Katebelece
Minggu,26 Februari 2006
Saudara yang terhormat, saya tak ingin Saudara tersinggung oleh isi tulisan berikut ini. Isinya boleh jadi akan Saudara tafsirkan sebagai kisah pribadi Saudara--atau setidak-tidaknya mirip. Jadi, saya minta Saudara tidak membacanya. Tulisan ini hanyalah obrolan saya dengan diri, sebuah solilokui.
Saya pada posisi tidak mau bertanggung jawab kalau Saudara tetap membaca tulisan ini, lalu Saudara tersinggung dan menggugat ke pengadilan. Saya sudah mengingatkan. Ini bukan tulisan tentang Saudara!
Dalam bahasa Belanda, kattebelletje bermakna surat singkat. Kita menyebutnya katebelece dan Kamus Besar mengartikannya sebagai dua hal. Pertama, surat pendek untuk memberitakan hal seperlunya saja. Kedua, surat pengantar dari pejabat untuk urusan tertentu.

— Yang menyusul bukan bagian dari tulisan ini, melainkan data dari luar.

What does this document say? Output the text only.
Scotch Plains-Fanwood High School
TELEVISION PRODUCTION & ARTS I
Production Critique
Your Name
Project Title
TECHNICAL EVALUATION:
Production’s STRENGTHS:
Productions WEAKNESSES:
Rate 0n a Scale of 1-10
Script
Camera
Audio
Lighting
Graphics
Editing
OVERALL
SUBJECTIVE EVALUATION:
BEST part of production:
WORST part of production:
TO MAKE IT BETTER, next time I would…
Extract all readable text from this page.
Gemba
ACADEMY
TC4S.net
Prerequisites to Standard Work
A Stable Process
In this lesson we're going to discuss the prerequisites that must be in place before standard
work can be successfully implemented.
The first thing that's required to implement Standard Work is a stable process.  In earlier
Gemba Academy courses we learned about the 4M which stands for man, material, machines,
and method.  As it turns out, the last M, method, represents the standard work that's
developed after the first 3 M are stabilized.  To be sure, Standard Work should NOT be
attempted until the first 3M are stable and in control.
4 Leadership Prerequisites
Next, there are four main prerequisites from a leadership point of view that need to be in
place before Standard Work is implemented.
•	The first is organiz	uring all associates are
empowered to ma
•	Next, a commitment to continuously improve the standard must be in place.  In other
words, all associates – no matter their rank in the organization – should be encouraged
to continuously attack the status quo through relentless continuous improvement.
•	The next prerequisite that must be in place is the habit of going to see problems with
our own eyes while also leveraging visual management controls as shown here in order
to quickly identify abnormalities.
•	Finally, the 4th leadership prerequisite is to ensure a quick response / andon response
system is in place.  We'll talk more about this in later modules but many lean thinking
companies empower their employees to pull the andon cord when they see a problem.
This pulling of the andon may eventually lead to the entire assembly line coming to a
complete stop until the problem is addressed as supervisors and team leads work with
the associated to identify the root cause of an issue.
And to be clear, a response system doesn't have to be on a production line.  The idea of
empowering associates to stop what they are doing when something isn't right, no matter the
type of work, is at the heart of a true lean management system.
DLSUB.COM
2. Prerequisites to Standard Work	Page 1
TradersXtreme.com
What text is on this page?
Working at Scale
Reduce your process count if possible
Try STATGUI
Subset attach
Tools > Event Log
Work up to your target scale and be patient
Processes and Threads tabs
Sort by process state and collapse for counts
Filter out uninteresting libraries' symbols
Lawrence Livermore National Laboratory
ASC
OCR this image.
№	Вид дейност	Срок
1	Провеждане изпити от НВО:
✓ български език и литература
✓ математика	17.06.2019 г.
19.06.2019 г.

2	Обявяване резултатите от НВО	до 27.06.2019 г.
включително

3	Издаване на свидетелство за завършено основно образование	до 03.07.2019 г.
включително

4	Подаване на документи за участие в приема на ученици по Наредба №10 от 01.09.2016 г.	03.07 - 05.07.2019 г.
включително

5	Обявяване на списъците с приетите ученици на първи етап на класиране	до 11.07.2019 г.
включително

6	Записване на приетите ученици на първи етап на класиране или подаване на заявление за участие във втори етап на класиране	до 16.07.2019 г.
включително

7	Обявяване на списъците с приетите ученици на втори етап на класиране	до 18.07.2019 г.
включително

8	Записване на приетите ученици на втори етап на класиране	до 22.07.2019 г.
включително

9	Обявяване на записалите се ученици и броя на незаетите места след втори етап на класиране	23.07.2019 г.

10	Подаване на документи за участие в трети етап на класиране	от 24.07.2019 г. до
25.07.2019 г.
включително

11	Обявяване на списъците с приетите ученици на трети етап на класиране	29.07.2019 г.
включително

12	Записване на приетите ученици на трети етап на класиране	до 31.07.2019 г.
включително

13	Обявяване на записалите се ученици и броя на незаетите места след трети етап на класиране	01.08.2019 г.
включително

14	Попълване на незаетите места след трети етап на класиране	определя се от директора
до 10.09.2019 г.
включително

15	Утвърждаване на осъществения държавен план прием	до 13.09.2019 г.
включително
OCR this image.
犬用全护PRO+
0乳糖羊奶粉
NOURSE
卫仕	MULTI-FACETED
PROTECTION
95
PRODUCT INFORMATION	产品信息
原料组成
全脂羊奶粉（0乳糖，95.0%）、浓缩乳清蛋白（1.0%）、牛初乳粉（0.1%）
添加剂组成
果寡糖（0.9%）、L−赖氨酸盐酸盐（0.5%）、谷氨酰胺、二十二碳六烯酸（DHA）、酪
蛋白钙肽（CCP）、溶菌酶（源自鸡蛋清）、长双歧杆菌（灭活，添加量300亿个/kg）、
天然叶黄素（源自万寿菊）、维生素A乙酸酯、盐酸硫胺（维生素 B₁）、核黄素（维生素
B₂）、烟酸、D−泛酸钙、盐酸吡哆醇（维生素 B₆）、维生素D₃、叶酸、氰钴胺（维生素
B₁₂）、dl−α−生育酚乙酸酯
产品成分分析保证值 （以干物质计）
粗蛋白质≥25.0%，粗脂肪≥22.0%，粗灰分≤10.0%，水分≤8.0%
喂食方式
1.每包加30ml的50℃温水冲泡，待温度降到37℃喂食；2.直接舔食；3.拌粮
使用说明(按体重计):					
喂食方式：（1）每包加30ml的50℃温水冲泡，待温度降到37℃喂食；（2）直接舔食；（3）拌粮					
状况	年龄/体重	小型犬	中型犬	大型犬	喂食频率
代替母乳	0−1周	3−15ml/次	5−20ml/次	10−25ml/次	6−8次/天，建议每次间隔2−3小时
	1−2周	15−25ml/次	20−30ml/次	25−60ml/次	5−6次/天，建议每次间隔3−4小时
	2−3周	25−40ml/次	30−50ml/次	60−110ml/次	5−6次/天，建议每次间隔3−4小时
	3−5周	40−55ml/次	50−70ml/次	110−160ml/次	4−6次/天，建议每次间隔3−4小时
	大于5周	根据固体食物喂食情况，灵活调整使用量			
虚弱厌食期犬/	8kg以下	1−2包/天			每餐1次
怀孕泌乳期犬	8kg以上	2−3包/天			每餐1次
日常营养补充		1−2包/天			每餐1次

Belasan tahun lalu, Sutjipto Wirosardjono menulis kolom dengan tema tersebut. Ia mengisahkan seorang pejabat yang mengirim surat singkat tentang anaknya yang sedang ikut sebuah seleksi. Sang pejabat meminta agar anaknya yang bernama si anu dengan nomor peserta sekian itu tidak diistimewakan.
Menerima surat pejabat tersebut, penyelenggara seleksi justru merasa harus mengistimewakan anak tersebut. Itulah cara paling ''aman'' untuk menafsirkan isi surat tersebut. Soalnya, untuk apa sang pejabat berkirim surat--dan memberitahukan identitas lengkap anaknya--kalau ia memang tulus tak ingin anaknya diistimewakan?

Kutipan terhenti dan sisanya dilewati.